Boloña came to the U.S. not knowing English, even though both his parents went to Florida International University. The senior says he doesn’t remember much about his time in Ecuador besides playing with friends and going to school.

Boloña compares his time in senate to moving to America. Just as it took him time to adjust to terms and phrases in America, it took him time to learn things about senate.

“To compare it to senate, it’s kind of like a new language,” Boloña said. “So, usually for the first few meetings you’re kinda still learning and adapting."

Boloña is the longest-tenured senator and has had an adventurous ride through SGA during his time at UCF. He officially became a senator as a  freshman, in summer 2015. In the summer of 2017, Boloña became senate president pro tempore before becoming speaker of the senate during the fall of 2017.

Boloña said his most important learning moment of trying something new was running for SGA president in spring 2017. Boloña and his running mate, Jad Shalhoub, lost in an election with a record voter turnout by a margin of 47.5 to 52.5 percent, about 600 votes of the more than over 11,000 cast, according to Nicholson Student Media.

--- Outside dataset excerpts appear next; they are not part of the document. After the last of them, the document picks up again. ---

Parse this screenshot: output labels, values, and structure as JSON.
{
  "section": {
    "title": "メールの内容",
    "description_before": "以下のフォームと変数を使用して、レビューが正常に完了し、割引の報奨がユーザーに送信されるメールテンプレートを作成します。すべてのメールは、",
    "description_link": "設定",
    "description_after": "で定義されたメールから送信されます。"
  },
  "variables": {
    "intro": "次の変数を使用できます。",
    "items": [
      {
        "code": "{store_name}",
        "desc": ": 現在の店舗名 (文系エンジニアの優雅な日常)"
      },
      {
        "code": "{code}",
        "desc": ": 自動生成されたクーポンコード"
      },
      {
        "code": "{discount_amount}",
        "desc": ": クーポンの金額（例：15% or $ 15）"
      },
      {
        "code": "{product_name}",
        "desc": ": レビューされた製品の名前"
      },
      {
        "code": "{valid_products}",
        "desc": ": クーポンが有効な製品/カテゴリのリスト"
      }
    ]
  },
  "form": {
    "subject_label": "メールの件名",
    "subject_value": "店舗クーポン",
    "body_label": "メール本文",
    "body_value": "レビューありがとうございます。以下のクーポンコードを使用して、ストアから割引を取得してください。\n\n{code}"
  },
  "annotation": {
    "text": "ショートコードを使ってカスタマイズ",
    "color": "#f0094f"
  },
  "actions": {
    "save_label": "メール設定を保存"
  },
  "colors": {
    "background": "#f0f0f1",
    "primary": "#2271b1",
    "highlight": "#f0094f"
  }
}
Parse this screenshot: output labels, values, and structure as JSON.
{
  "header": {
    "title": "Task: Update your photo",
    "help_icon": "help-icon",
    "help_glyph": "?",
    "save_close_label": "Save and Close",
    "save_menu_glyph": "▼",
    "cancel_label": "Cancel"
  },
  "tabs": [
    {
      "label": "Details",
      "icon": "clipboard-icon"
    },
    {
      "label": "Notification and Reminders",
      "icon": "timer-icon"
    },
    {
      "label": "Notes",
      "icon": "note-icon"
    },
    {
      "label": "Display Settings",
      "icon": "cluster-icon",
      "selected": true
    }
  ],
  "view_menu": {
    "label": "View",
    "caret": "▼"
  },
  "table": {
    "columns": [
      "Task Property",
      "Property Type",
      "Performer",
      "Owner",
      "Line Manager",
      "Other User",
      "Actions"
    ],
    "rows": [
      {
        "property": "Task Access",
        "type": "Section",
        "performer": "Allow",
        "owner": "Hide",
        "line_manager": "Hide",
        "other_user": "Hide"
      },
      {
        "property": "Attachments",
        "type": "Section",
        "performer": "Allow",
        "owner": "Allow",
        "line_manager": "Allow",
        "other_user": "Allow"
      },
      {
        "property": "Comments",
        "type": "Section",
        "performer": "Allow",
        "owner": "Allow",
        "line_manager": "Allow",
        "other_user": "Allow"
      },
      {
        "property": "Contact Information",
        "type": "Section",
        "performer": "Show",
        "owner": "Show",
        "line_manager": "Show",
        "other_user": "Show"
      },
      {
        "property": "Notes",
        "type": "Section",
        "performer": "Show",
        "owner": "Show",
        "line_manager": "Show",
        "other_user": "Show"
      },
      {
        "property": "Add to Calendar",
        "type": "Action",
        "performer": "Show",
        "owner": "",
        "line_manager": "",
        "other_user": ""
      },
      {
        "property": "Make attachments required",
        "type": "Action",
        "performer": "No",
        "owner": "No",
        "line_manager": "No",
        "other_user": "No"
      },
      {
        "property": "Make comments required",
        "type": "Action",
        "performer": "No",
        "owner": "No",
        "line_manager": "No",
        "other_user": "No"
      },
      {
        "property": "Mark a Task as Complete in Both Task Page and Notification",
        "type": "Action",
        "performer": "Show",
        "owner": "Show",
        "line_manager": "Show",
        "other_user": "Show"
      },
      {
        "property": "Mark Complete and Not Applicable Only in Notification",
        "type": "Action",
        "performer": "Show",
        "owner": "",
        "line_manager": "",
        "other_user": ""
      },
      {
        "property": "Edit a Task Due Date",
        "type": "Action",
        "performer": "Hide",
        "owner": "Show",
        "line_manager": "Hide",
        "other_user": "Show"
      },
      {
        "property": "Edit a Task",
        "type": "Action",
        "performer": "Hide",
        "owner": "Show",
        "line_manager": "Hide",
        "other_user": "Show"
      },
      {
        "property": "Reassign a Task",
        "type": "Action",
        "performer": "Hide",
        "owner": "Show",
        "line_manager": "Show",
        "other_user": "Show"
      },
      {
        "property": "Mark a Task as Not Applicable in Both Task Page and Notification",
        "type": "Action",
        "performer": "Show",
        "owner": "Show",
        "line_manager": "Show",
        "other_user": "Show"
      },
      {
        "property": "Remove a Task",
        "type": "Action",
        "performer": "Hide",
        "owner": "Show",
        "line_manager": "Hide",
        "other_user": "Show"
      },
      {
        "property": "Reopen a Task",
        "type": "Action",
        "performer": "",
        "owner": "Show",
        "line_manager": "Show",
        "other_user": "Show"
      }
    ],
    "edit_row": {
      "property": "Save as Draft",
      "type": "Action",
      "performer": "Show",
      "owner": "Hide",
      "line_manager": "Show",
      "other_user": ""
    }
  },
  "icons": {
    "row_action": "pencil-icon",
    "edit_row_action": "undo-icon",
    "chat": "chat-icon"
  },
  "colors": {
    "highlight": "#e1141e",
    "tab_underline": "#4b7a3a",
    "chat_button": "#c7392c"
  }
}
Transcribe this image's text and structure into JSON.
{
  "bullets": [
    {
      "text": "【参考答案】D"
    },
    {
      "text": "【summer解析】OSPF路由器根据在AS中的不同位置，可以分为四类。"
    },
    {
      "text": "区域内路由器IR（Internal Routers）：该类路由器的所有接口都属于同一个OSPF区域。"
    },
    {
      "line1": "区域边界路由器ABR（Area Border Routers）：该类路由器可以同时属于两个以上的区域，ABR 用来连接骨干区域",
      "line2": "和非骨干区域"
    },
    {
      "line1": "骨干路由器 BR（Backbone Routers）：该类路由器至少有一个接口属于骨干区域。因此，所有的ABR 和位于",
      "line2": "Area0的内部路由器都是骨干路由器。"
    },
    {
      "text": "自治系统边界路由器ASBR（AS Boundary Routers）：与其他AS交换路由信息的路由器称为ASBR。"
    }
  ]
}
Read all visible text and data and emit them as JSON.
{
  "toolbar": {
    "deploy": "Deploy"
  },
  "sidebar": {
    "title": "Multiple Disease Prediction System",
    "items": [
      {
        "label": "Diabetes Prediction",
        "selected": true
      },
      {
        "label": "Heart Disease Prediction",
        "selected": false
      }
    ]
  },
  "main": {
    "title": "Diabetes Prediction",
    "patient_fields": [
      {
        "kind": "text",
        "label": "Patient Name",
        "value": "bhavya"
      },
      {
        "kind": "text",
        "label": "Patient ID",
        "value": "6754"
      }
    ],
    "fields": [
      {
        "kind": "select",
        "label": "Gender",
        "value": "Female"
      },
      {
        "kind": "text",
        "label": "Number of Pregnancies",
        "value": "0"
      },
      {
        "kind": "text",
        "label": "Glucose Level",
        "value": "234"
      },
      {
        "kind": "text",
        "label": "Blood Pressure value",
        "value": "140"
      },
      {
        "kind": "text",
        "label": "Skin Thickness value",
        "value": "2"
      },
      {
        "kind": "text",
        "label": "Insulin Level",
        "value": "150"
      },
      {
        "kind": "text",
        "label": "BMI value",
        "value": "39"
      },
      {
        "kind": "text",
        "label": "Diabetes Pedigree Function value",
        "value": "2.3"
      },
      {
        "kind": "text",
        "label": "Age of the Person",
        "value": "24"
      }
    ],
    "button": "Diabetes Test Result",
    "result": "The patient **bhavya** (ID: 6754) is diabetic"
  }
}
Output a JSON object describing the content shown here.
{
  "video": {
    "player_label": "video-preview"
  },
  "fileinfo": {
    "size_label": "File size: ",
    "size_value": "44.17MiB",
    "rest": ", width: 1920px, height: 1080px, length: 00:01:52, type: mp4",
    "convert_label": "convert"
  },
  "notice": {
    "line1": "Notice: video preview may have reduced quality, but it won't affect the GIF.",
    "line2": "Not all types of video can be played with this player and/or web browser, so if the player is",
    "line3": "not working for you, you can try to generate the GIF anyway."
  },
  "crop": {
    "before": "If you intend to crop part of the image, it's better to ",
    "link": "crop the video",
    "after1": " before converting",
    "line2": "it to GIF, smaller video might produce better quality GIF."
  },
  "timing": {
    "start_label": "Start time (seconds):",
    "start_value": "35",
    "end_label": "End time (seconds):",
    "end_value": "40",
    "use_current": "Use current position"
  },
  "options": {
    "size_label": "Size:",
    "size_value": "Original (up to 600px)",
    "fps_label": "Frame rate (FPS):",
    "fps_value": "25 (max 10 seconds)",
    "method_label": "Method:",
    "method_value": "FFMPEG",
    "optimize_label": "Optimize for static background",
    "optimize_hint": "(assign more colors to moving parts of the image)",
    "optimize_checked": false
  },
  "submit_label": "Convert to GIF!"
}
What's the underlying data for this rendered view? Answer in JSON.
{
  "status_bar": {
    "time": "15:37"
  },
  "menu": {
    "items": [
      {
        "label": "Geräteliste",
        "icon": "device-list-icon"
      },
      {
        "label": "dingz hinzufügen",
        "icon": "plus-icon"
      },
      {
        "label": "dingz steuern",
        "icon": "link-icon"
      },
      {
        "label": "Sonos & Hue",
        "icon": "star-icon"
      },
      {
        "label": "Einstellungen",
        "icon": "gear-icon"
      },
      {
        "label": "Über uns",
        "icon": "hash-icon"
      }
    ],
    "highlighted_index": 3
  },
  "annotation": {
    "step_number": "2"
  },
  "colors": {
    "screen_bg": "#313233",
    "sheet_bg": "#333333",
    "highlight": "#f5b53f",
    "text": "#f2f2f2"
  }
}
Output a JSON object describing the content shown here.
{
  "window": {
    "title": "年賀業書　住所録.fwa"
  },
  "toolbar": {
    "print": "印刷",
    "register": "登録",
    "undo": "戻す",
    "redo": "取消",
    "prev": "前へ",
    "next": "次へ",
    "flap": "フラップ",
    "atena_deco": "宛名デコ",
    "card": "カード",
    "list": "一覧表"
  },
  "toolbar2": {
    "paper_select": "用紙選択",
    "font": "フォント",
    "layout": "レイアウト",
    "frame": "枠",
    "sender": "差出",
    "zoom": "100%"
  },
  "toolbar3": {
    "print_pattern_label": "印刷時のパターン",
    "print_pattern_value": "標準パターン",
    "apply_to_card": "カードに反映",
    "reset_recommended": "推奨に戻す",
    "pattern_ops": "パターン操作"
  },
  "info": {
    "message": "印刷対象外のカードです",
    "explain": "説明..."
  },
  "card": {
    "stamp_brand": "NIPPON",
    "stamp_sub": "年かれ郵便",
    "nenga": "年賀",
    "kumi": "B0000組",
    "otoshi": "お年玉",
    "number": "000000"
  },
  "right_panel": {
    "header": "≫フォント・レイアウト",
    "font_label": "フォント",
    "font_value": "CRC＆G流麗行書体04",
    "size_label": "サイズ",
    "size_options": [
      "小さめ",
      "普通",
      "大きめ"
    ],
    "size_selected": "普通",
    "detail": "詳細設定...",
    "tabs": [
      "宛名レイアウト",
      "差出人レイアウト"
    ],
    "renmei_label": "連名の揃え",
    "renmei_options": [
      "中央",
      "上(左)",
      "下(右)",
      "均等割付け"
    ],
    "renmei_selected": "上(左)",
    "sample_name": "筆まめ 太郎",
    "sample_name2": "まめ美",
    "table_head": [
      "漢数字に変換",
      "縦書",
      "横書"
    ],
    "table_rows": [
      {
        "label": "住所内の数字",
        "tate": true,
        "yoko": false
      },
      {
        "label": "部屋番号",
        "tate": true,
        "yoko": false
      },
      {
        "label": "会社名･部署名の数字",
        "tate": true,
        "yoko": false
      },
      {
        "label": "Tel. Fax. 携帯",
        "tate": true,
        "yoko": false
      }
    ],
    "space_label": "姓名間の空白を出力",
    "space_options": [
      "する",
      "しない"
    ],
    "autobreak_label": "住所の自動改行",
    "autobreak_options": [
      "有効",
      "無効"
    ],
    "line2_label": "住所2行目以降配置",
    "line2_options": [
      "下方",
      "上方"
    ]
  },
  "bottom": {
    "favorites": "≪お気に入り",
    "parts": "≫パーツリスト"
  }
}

Even with the loss, Boloña said he does not regret running, as he says it was the event that helped him learn how to be a better leader and foster better relationships within the senate.

Not only has Boloña seen himself grow over his time in senate, but his friends have as well. Sen. Jeremy Batista, a senior business economics major, has known Boloña since they were juniors in high school. Over their time in senate together, he said he has just seen an overall improvement in Boloña.

“He was always a big leader,” Batista said. “And now just every time he comes back it’s just better and better and better. And to be honest with you ... I wish I could improve the way he’s improved. ”

When Boloña first joined senate it was at the behest of Sharon Behar. Years later, as former speaker of the senate, Behar gave advice to Boloña before he ran about what to say for his campaign speech and how to lead meetings effectively.

Now Boloña is the one giving advice to senators. Senate President Pro Tempore Sierra Scott, a sophomore political science and legal studies major, has been getting advice from the former president pro tempore. Scott said that Boloña has been an incredible mentor for her.

“I’ve looked up to him ever since I became a [Senate Leadership Committee member],” Scott said. “When I worked with him in the pro temp’s office, he showed me exactly what to do and he made me want to become who I am now. I always try to be like him.”

Boloña has now led four meetings of the 50th senate as speaker of the session and is more comfortable in the role than he was in his first meeting. But that means it won’t be long before Boloña searches for another uncomfortable opportunity to help him grow.